| Taking the MA in English exam? This essay explains the exam’s format and guidelines…. Several years ago, the MA in English at DePaul abandoned the traditional
“comprehensive” Master’s exam format still used by many
MA programs. That model for the master’s exam requires students
to read a broad sampling of texts from numerous literary periods covered
in the program’s curriculum, such as Medieval, Renaissance, and
Victorian literature. Here’s how this format works: Each fall, the MA in English exam committee chooses 4-6 literary texts drawn from a variety of literary periods, genres, and traditions, along with a single critical essay that introduces a topic or theme developed prominently in these literary works. Some literary texts that have appeared on the exam in the past include King Lear, Song of Solomon, Villette, and The Beaux Strategem. Some recent topics have included: “the carnivalesque,” love and knowledge, and literary tradition and adaptation. To take the exam, students must have completed their coursework or be taking their final courses in the quarter in which the exam is offered. The exam takes place in the computer lab in SAC on a Saturday in April and in September of each calendar year. Students may bring to the exam only the works on the reading list. These texts may be annotated, but no secondary material or other sources will be allowed, except for a dictionary or thesaurus. The exam is divided into two periods--three hours in the morning and three hours in the afternoon, usually 9:00-12:00 and 1:00-4:00. In the morning half of the exam, students write two short essays (from a choice of four topics) which demonstrate their ability to perform close and meticulous readings of the formal and thematic features of individual passages drawn from the literary texts. The afternoon questions ask students to draw sustained and supportable connections among all of the texts on the exam, both literary and critical. The afternoon question will be sent one week in advance to students by e-mail. The committee encourages them to prepare diligently to write this question, but not to bring in actual drafts or notes. Well in advance of each exam, the program director in English will hold at least one orientation session to assist student in their preparations for the test. Please feel free to contact Professor Bartlett for further information. The MAE exam committee will evaluate the exams and deliver the results to the MA program director about a month after the exam date. The Director will notify students via e-mail. The exam grades are Distinction, Pass, and Fail.

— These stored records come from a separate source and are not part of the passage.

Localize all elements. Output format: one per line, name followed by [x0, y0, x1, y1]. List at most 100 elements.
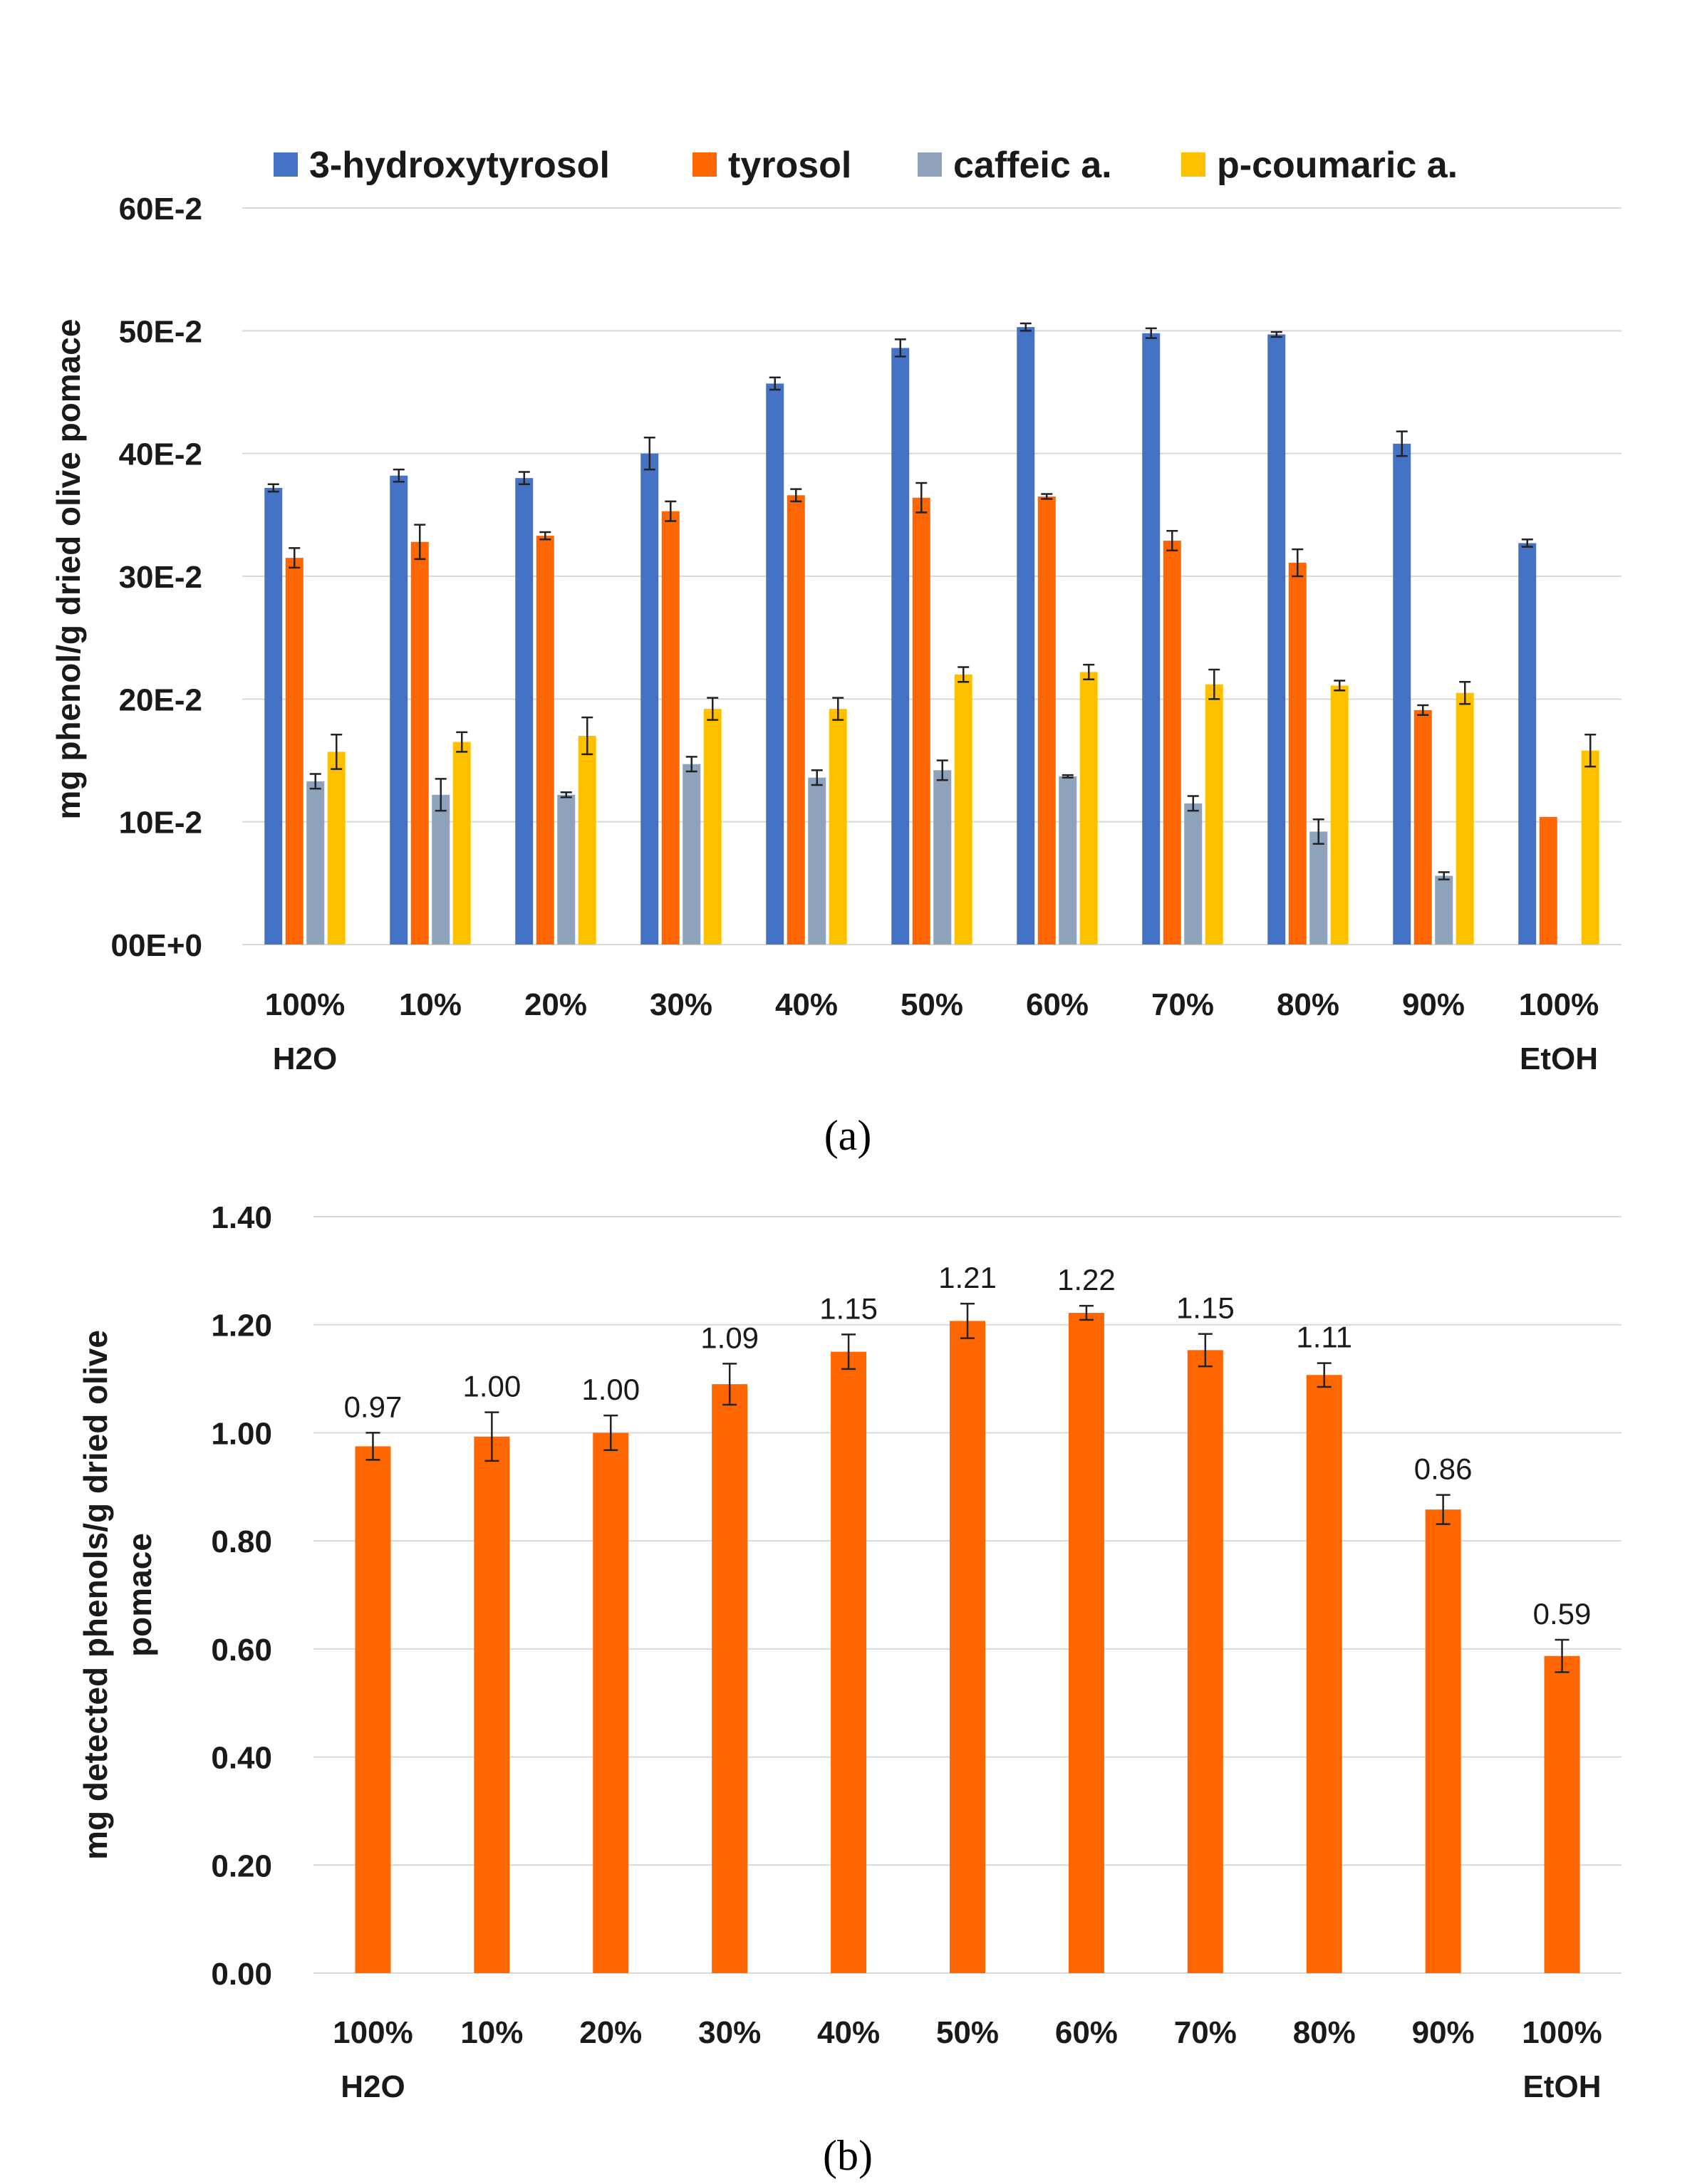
chart-a-x-tick-9: 90%	[1402, 987, 1465, 1022]
chart-a-bar-caffeic-a-8	[1309, 831, 1328, 945]
chart-a-bar-caffeic-a-5	[933, 770, 952, 945]
chart-a-error-bar-3-hydroxytyrosol-3	[643, 437, 655, 471]
chart-b-bar-8	[1306, 1375, 1342, 1973]
chart-a-error-bar-3-hydroxytyrosol-9	[1396, 430, 1408, 457]
chart-a-y-tick-0: 00E+0	[111, 928, 202, 963]
chart-a-error-bar-p-coumaric-a-8	[1334, 680, 1346, 692]
chart-a-error-bar-caffeic-a-7	[1187, 795, 1199, 812]
chart-a-bar-tyrosol-9	[1413, 709, 1432, 945]
chart-a-legend-label-p-coumaric-a: p-coumaric a.	[1217, 145, 1458, 186]
chart-b-bar-4	[831, 1351, 867, 1973]
chart-a-error-bar-p-coumaric-a-1	[456, 731, 468, 753]
chart-a-bar-caffeic-a-3	[683, 764, 701, 945]
chart-b-y-tick-5: 1.00	[211, 1416, 272, 1451]
chart-a-bar-p-coumaric-a-1	[452, 742, 471, 945]
chart-b-x-tick-7: 70%	[1174, 2015, 1237, 2050]
chart-a-x-tick-5: 50%	[901, 987, 963, 1022]
chart-a-bar-tyrosol-0	[285, 558, 303, 945]
chart-a-gridlines	[242, 207, 1622, 945]
chart-a-bar-3-hydroxytyrosol-1	[390, 475, 408, 945]
chart-a-x-tick-0: 100% H2O	[265, 987, 346, 1076]
chart-a-bar-3-hydroxytyrosol-5	[891, 348, 910, 945]
chart-a-legend-swatch-3-hydroxytyrosol	[274, 152, 298, 177]
chart-a-x-tick-6: 60%	[1026, 987, 1089, 1022]
chart-b-x-tick-2: 20%	[579, 2015, 642, 2050]
chart-a-bar-p-coumaric-a-10	[1581, 750, 1599, 945]
chart-b-data-labels: 0.97 1.00 1.00 1.09 1.15 1.21 1.22 1.15 1.11 0.86…	[344, 1261, 1592, 1631]
chart-a-y-tick-5: 50E-2	[119, 314, 202, 349]
chart-b-error-bar-9	[1436, 1494, 1451, 1525]
chart-a-y-axis-label: mg phenol/g dried olive pomace	[50, 319, 87, 820]
chart-a-bar-tyrosol-6	[1037, 496, 1056, 945]
chart-b-y-tick-labels: 0.00 0.20 0.40 0.60 0.80 1.00 1.20 1.40	[211, 1200, 272, 1992]
chart-a-bar-tyrosol-1	[410, 541, 429, 945]
chart-a-error-bar-p-coumaric-a-5	[958, 666, 970, 683]
chart-b-bar-5	[950, 1321, 985, 1973]
chart-b-data-label-2: 1.00	[581, 1373, 640, 1406]
chart-b-error-bar-8	[1317, 1362, 1332, 1388]
chart-a-error-bar-3-hydroxytyrosol-8	[1270, 331, 1282, 338]
chart-a-bar-caffeic-a-7	[1184, 803, 1203, 945]
chart-a-bar-p-coumaric-a-8	[1330, 685, 1349, 945]
chart-b-x-tick-5: 50%	[936, 2015, 999, 2050]
chart-a-error-bar-p-coumaric-a-0	[331, 734, 343, 770]
chart-b-data-label-4: 1.15	[819, 1291, 878, 1325]
chart-a-bar-tyrosol-5	[912, 497, 930, 945]
chart-a-bar-tyrosol-3	[661, 511, 680, 945]
chart-a-bar-caffeic-a-2	[557, 794, 576, 945]
chart-b-error-bar-5	[960, 1302, 975, 1339]
chart-b-data-label-6: 1.22	[1057, 1263, 1116, 1296]
chart-a-error-bar-caffeic-a-5	[936, 759, 948, 781]
chart-a-error-bar-tyrosol-1	[414, 524, 426, 561]
chart-a-bar-3-hydroxytyrosol-3	[640, 453, 659, 945]
chart-a-legend-label-3-hydroxytyrosol: 3-hydroxytyrosol	[309, 145, 610, 186]
chart-b-y-axis-label: mg detected phenols/g dried olive pomace	[77, 1330, 158, 1860]
chart-b-bars	[355, 1313, 1580, 1973]
chart-a-y-tick-3: 30E-2	[119, 560, 202, 595]
chart-b-y-tick-4: 0.80	[211, 1524, 272, 1559]
chart-a-error-bar-tyrosol-4	[790, 488, 802, 503]
chart-a-error-bar-tyrosol-7	[1166, 529, 1178, 552]
chart-b-x-tick-9: 90%	[1412, 2015, 1475, 2050]
chart-a-x-tick-3: 30%	[650, 987, 712, 1022]
chart-a-error-bar-caffeic-a-4	[811, 769, 823, 786]
chart-b-y-tick-0: 0.00	[211, 1957, 272, 1992]
chart-b-error-bars	[365, 1302, 1569, 1673]
chart-b-data-label-0: 0.97	[344, 1390, 403, 1423]
chart-b-bar-1	[474, 1436, 510, 1973]
chart-b-error-bar-2	[603, 1414, 618, 1451]
chart-a-legend-swatch-p-coumaric-a	[1181, 152, 1205, 177]
chart-a-error-bar-3-hydroxytyrosol-2	[518, 471, 530, 485]
chart-a-error-bar-p-coumaric-a-9	[1459, 680, 1471, 705]
chart-b-data-label-7: 1.15	[1176, 1291, 1235, 1325]
chart-a-bar-caffeic-a-1	[432, 794, 450, 945]
chart-b-data-label-9: 0.86	[1414, 1452, 1473, 1486]
chart-b-error-bar-10	[1555, 1638, 1569, 1673]
chart-a-bar-3-hydroxytyrosol-9	[1393, 443, 1411, 945]
chart-a-legend-swatch-tyrosol	[692, 152, 717, 177]
chart-a-error-bar-caffeic-a-2	[560, 791, 572, 799]
chart-a-error-bar-p-coumaric-a-4	[832, 697, 844, 721]
chart-b-bar-6	[1068, 1313, 1104, 1973]
chart-a-y-tick-6: 60E-2	[119, 192, 202, 227]
chart-a-legend-swatch-caffeic-a	[918, 152, 942, 177]
chart-a-error-bar-3-hydroxytyrosol-6	[1019, 322, 1032, 332]
chart-a-error-bar-tyrosol-5	[915, 482, 928, 514]
chart-a-bar-p-coumaric-a-2	[578, 736, 596, 945]
chart-a-bar-tyrosol-4	[787, 495, 805, 945]
chart-b-x-tick-0: 100% H2O	[333, 2015, 413, 2104]
chart-a-x-tick-8: 80%	[1277, 987, 1339, 1022]
chart-a-error-bar-p-coumaric-a-10	[1584, 734, 1597, 768]
chart-a-error-bar-caffeic-a-8	[1312, 818, 1324, 845]
chart-b-y-tick-3: 0.60	[211, 1633, 272, 1668]
chart-b-data-label-10: 0.59	[1533, 1597, 1592, 1631]
chart-a-error-bar-3-hydroxytyrosol-0	[267, 483, 279, 493]
chart-a-y-tick-1: 10E-2	[119, 806, 202, 841]
chart-a-error-bar-3-hydroxytyrosol-1	[393, 468, 405, 483]
chart-a-bars	[264, 327, 1599, 945]
chart-b-x-tick-4: 40%	[817, 2015, 880, 2050]
chart-a-error-bar-p-coumaric-a-2	[581, 716, 593, 756]
chart-a-error-bar-caffeic-a-0	[309, 773, 321, 790]
chart-a-error-bar-3-hydroxytyrosol-7	[1145, 327, 1157, 339]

The testing dates for 2005 are 2 April and 10 September, and the reading list is as follows: • William Shakespeare, The Tempest (Folger Shakespeare
Library) 0743482832 Individually, these works represent a broad range of genres, periods, and literary forms. Taken together, they offer provocative points of convergence and contrast on the general topic of “hegemony and power.” Benedetto Fontana [Hegemony and Power (Minneapolis: University of Minneapolis Press, 1993)] writes, “Hegemony is defined by [Antonio] Gramsci as intellectual and moral leadership whose principal constituting elements are consent and persuasion. A social group or class can be said to assume a hegemonic role to the extent that it articulates and proliferates throughout society cultural and ideological belief systems whose teachings are accepted as universally valid by the general population.” Hegemony can be exercised in oppressive ways in situations of a disparity of power within gender or economic relations or within the discourse of “race” and the experience of colonialism. Indeed, the cultural and literary canons can themselves be construed as hegemonic. In reading and researching the exam texts, the committee asks you to pay special attention to the relationship between these texts and other texts, both literary and non-literary, to which they can be seen to respond. To provide an introduction to these phenomena, the committee will make available (in the English Department office, for a nominal copying fee) an essay: • Paul Ransome, “The concept hegemony: a variable definition,” in Antonio Gramsci: a new introduction (New York: Harvester, Wheatsheaf, 1992), 132-55. Using the tools and strategies that you've learned in your coursework, read all of these texts critically and comparatively, and research their formal strategies, historical and cultural circumstances, and their reception in current critical discourse. You may bring to the exam only the five works on the reading list. Your texts can be annotated, but no secondary material or other sources will be allowed, except for a dictionary. While you are not expected to write a polished, “take-home” essay, your writing has to be correct and clear, and you have to respond to the questions posed with pointed, supported discussions. Students fail this exam when their writing is consistently incorrect, when they ignore or misunderstand the questions posed, or when they do not respond to the required number of questions. Pace yourself. Leave time to revise and edit what you write. Diskettes will be distributed for the exam; do not bring your own. In
case of a computer malfunction, another computer will be provided, but
it is your responsibility to save your work. The exam is divided into
two periods--three hours in the morning and three hours in the afternoon,
usually 9:00-12:00 and 1:00-4:00. These time limits will be strictly enforced;
you must stop writing when the end of each period is announced. After
each period is over, you may print out your discussion for that period.